Após a humilhante derrota para os alemães na última Copa do Mundo, temos discutido intensamente as alternativas para que o futebol brasileiro retorne aos seus dias de glória. Muitos têm sugerido a repatriação dos nossos craques que jogam no exterior como uma forma de valorização do campeonato nacional.
Considero tal medida um paliativo. O problema é muito mais profundo. Falta tudo, inclusive craques. Falta um projeto que tenha organicidade, que defina o futebol brasileiro desde as suas categorias de base até o nível profissional, propondo características próprias e continuidade de trabalho.
Vinte anos depois, o pragmatismo mostrou a sua verdadeira face. Se em 1994 a vitória nos Estados Unidos atendeu a um anseio coletivo gerado por um jejum de 24 anos, agora, num momento de crise e de reflexão, não temos mais referências sobre o nosso próprio futebol. Destruímos os nossos paradigmas e não sabemos o que colocar no lugar.
Nesse vazio, a experiência alemã surge como um exemplo. Após a conquista da Copa de 1990, o futebol germânico também perdeu as suas referências. Achavam que a grandiosidade de sua tradição bastaria para conquistas futuras. Entretanto, tiveram de repensar o seu futebol por causa do fraco desempenho nas Eurocopas de 2000 e 2004 e da proximidade da Copa de 2006, a ser realizada na própria Alemanha. Foram obrigados a sair do pedestal. Nos anos seguintes, a federação obrigou todas as equipes das 1.ª e 2.ª divisões a terem centros de excelência para a formação de jovens atletas. Além disso, montou 366 centros futebolísticos espalhados por todo o país.
O estilo de jogo da seleção também passou por transformações. Adotaram dos espanhóis o seu constante toque de bola, o domínio do meio de campo e a compactação da equipe. Porém, não abriram mão do que faziam de melhor: a objetividade, a verticalidade, a disciplina tática e o equilíbrio entre defesa, meio e ataque.

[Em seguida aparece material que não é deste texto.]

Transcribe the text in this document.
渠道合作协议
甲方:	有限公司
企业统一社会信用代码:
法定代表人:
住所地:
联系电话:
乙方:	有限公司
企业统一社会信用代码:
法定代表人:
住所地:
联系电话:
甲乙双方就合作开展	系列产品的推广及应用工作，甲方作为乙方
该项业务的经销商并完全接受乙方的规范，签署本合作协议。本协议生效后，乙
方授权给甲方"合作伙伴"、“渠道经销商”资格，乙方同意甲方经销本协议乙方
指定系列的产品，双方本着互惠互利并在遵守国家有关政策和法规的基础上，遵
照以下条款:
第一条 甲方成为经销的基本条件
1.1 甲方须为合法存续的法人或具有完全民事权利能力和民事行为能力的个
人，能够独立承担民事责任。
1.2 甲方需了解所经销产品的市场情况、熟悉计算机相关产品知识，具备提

Os resultados foram surgindo: 3.º lugar na Copas de 2006 e 2010 e na Euro de 2012, vice na Euro de 2008 e, finalmente, a conquista máxima na Copa de 2014.
Voltando ao Brasil, o exemplo alemão nos mostra que sem o planejamento de médio e longo prazo não haverá solução milagrosa que salve o nosso futebol. Os dirigentes, atletas e torcedores precisam ser mais modestos. Contrariando o senso comum, os craques não estão surgindo a todo momento. O poço secou! Também temos de reavaliar a atual legislação esportiva. A CBF é considerada uma associação de direito privado e não tem a obrigatoriedade legal de desenvolver projetos de formação de base. Finalmente, devemos entender que o estilo de jogo de uma seleção não nasce naturalmente. Ele é fruto de um processo histórico complexo em que interagem diferentes atores sociais.

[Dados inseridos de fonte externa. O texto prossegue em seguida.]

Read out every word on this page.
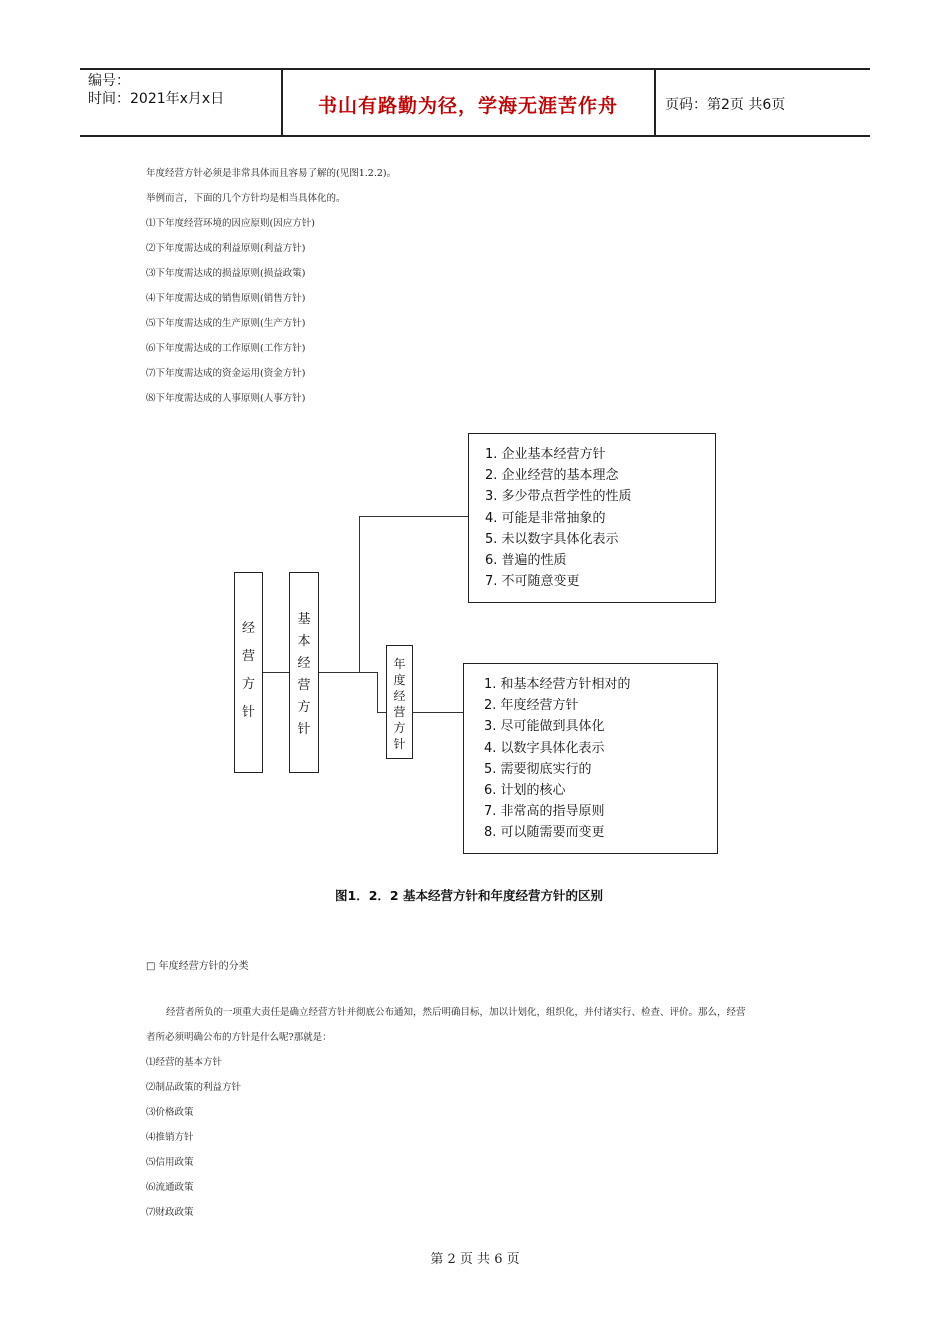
编号：
时间：2021年x月x日	书山有路勤为径，学海无涯苦作舟	页码：第2页 共6页
年度经营方针必须是非常具体而且容易了解的(见图1.2.2)。
举例而言，下面的几个方针均是相当具体化的。
⑴下年度经营环境的因应原则(因应方针)
⑵下年度需达成的利益原则(利益方针)
⑶下年度需达成的损益原则(损益政策)
⑷下年度需达成的销售原则(销售方针)
⑸下年度需达成的生产原则(生产方针)
⑹下年度需达成的工作原则(工作方针)
⑺下年度需达成的资金运用(资金方针)
⑻下年度需达成的人事原则(人事方针)
经
营
方
针
基
本
经
营
方
针
年
度
经
营
方
针
1. 企业基本经营方针
2. 企业经营的基本理念
3. 多少带点哲学性的性质
4. 可能是非常抽象的
5. 未以数字具体化表示
6. 普遍的性质
7. 不可随意变更
1. 和基本经营方针相对的
2. 年度经营方针
3. 尽可能做到具体化
4. 以数字具体化表示
5. 需要彻底实行的
6. 计划的核心
7. 非常高的指导原则
8. 可以随需要而变更
图1．2．2 基本经营方针和年度经营方针的区别
□ 年度经营方针的分类
经营者所负的一项重大责任是确立经营方针并彻底公布通知，然后明确目标，加以计划化，组织化，并付诸实行、检查、评价。那么，经营
者所必须明确公布的方针是什么呢?那就是：
⑴经营的基本方针
⑵制品政策的利益方针
⑶价格政策
⑷推销方针
⑸信用政策
⑹流通政策
⑺财政政策
第 2 页 共 6 页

Um exemplo bem prático: como poderemos ter uma seleção brasileira jogando um futebol vistoso, que geralmente chamamos de "futebol-arte", se os atletas já estão desde a mais tenra idade nas mãos de empresários (graças à Lei Pelé) que observam o mercado internacional e que procuram desenvolver em seus "pupilos" as características mais valorizadas nesses lugares?
Não estou, com isso, defendendo a volta da Lei do Passe, quando os clubes tinham mais tempo de aprimorar determinados hábitos em seus meninos nas divisões de base e quando os torcedores conseguiam identificar com grande antecedência os futuros craques. O que estou defendendo é que precisamos urgentemente rever a Lei Pelé. Sem essa revisão, qualquer projeto de renovação do futebol brasileiro e de seu estilo de jogar a partir das categorias de base estará fadado ao fracasso.
Denaldo Alchorne de Souza, pós-doutorando em História na USP, é pesquisador do Núcleo Interdisciplinar de Pesquisas sobre Futebol e Modalidades Lúdicas (Ludens) da USP.